Recent Developments in Landlord/Tenant Law
* Civil Code § 1946.1- has been made permanent. This law requires that in order to terminate a residential tenancy of one year or more, the owner must provide the tenant with at least 60 days written notice. Only 30 days notice is required if the tenant has lived in the property for less than one year. Tenants may terminate by giving written notice “for as long as the period of the tenancy prior to the date of proposed termination.”
* Protecting Tenants At Foreclosure Act - effective nationwide on May 20, 2009, purchasers at a foreclosure sale who want to evict a bona fide residential tenant must provide the tenant with at least 90 days notice.

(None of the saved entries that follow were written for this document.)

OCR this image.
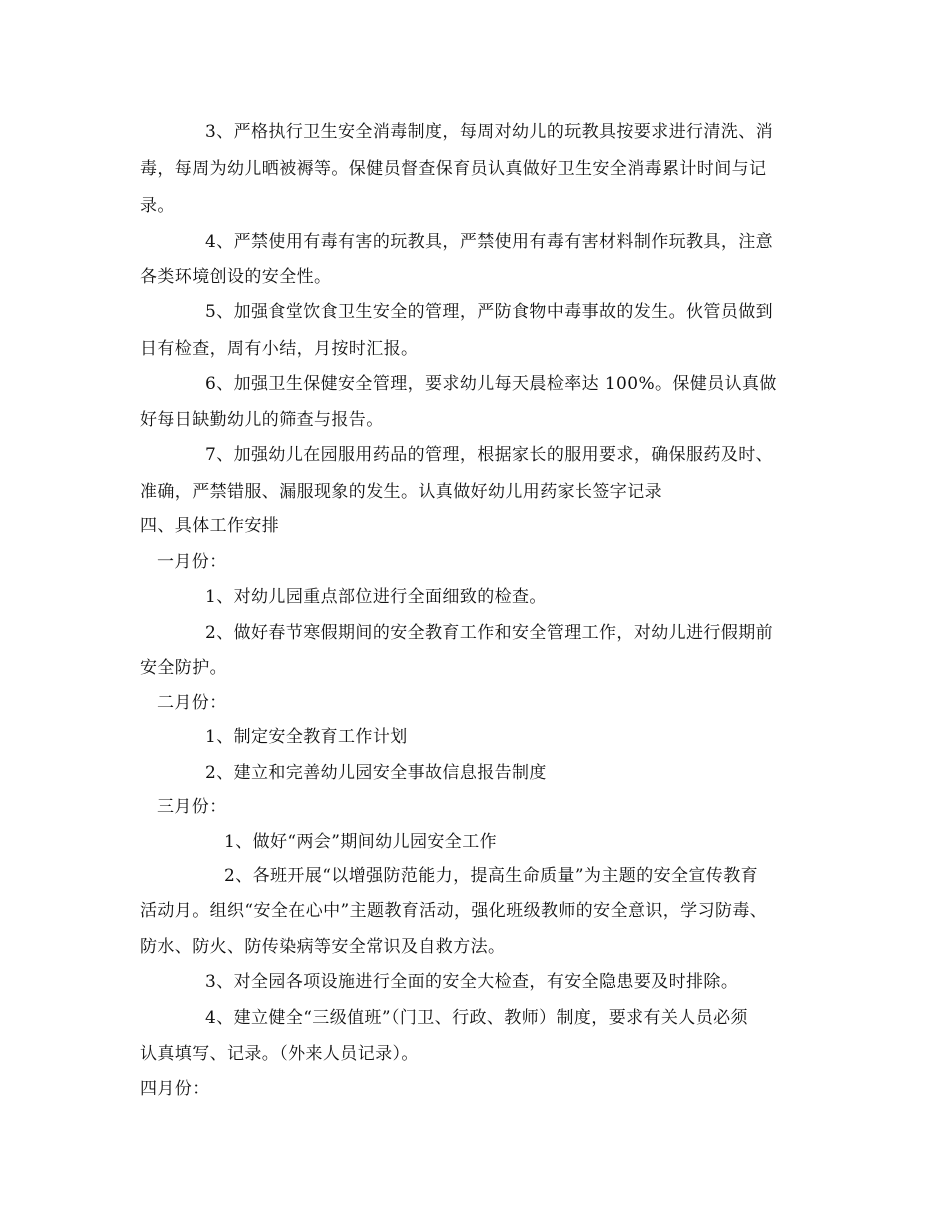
3、严格执行卫生安全消毒制度，每周对幼儿的玩教具按要求进行清洗、消
毒，每周为幼儿晒被褥等。保健员督查保育员认真做好卫生安全消毒累计时间与记
录。
4、严禁使用有毒有害的玩教具，严禁使用有毒有害材料制作玩教具，注意
各类环境创设的安全性。
5、加强食堂饮食卫生安全的管理，严防食物中毒事故的发生。伙管员做到
日有检查，周有小结，月按时汇报。
6、加强卫生保健安全管理，要求幼儿每天晨检率达 100%。保健员认真做
好每日缺勤幼儿的筛查与报告。
7、加强幼儿在园服用药品的管理，根据家长的服用要求，确保服药及时、
准确，严禁错服、漏服现象的发生。认真做好幼儿用药家长签字记录
四、具体工作安排
一月份：
1、对幼儿园重点部位进行全面细致的检查。
2、做好春节寒假期间的安全教育工作和安全管理工作，对幼儿进行假期前
安全防护。
二月份：
1、制定安全教育工作计划
2、建立和完善幼儿园安全事故信息报告制度
三月份：
1、做好“两会”期间幼儿园安全工作
2、各班开展“以增强防范能力，提高生命质量”为主题的安全宣传教育
活动月。组织“安全在心中”主题教育活动，强化班级教师的安全意识，学习防毒、
防水、防火、防传染病等安全常识及自救方法。
3、对全园各项设施进行全面的安全大检查，有安全隐患要及时排除。
4、建立健全“三级值班”（门卫、行政、教师）制度，要求有关人员必须
认真填写、记录。（外来人员记录）。
四月份：
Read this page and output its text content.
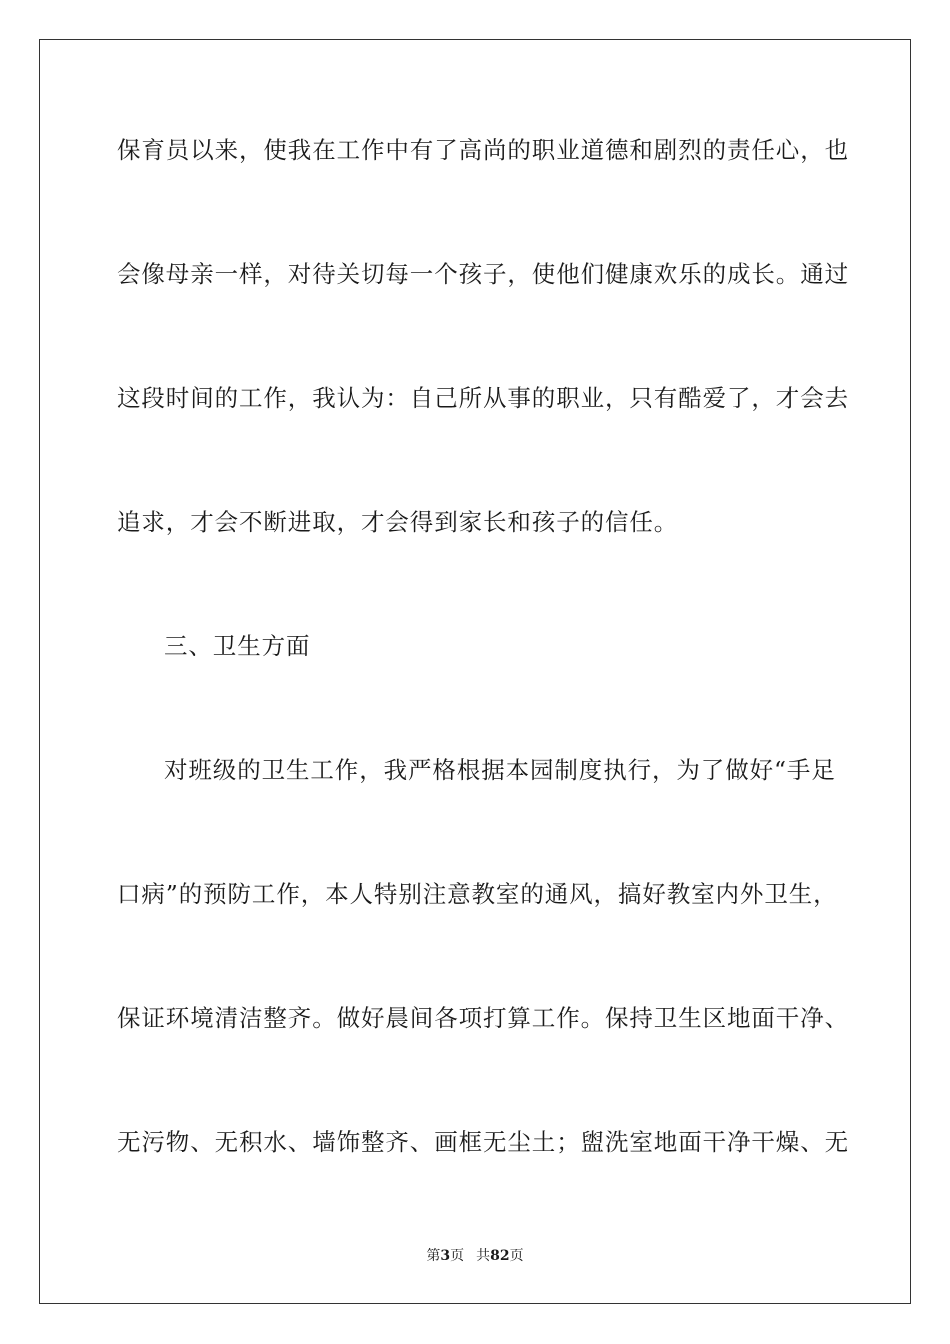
保育员以来，使我在工作中有了高尚的职业道德和剧烈的责任心，也
会像母亲一样，对待关切每一个孩子，使他们健康欢乐的成长。通过
这段时间的工作，我认为：自己所从事的职业，只有酷爱了，才会去
追求，才会不断进取，才会得到家长和孩子的信任。
三、卫生方面
对班级的卫生工作，我严格根据本园制度执行，为了做好“手足
口病”的预防工作，本人特别注意教室的通风，搞好教室内外卫生，
保证环境清洁整齐。做好晨间各项打算工作。保持卫生区地面干净、
无污物、无积水、墙饰整齐、画框无尘土；盥洗室地面干净干燥、无
第3页 共82页
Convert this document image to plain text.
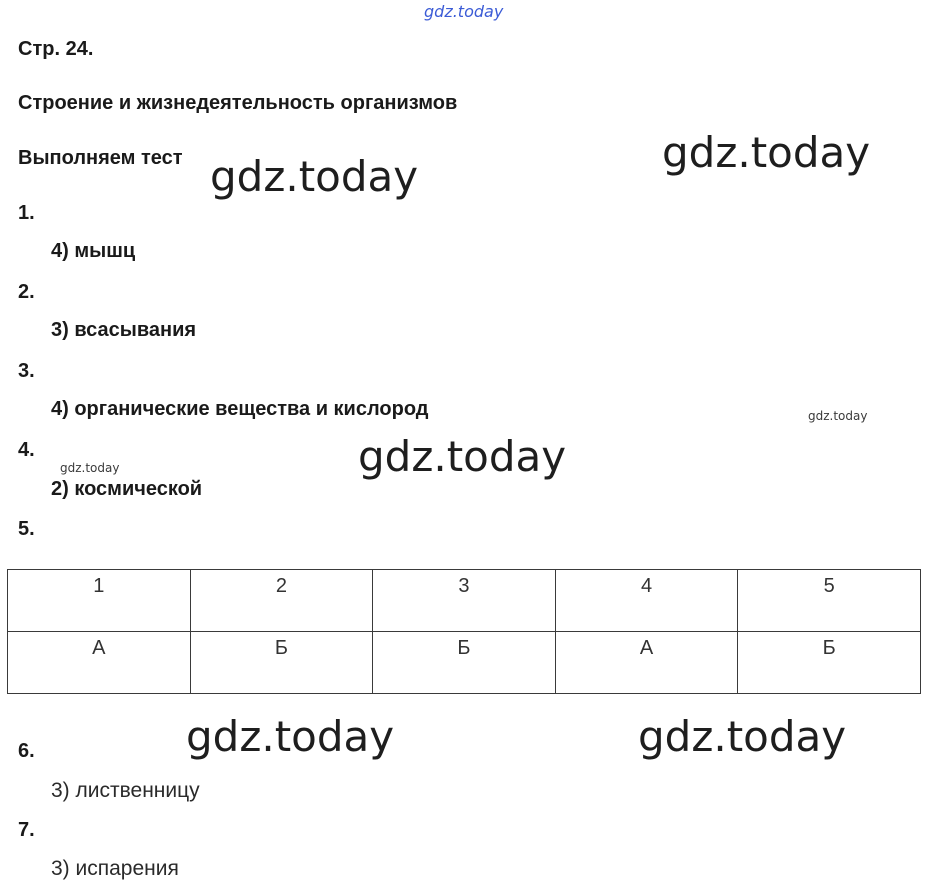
gdz.today
Стр. 24.
Строение и жизнедеятельность организмов
Выполняем тест gdz.today	gdz.today
gdz.today
gdz.today	gdz.today
gdz.today
gdz.today
1.
4) мышц
2.
3) всасывания
3.
4) органические вещества и кислород
4.
2) космической
5.
1	2	3	4	5
А	Б	Б	А	Б
6.
3) лиственницу
7.
3) испарения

If the bona fide tenant resided in the premises under a lease, the foreclosure purchaser must honor the lease, unless the purchaser intends to occupy the unit as a primary residence. (This law will automatically repeal on December 31, 2012.)
* SB 1137 – effective July 8, 2008, a tenant or subtenant in possession of a rental housing unit that has been sold through foreclosure is entitled to a 60-day written notice to quit, not just 30 days. [C.C.P. § 1161b] This new law does not affect rent-controlled tenancies where the tenants are entitled to keep renting on the same terms as before and the foreclosure purchaser cannot evict without “just cause.”
Under this new law the lender, trustee, or authorized agent posting a notice of foreclosure sale must also post and mail notice of the tenant's right to a 60-day eviction notice from the new owner. This requirement to notify tenants of their rights applies to loans secured by residential real property where the borrower has a billing address other than the subject property.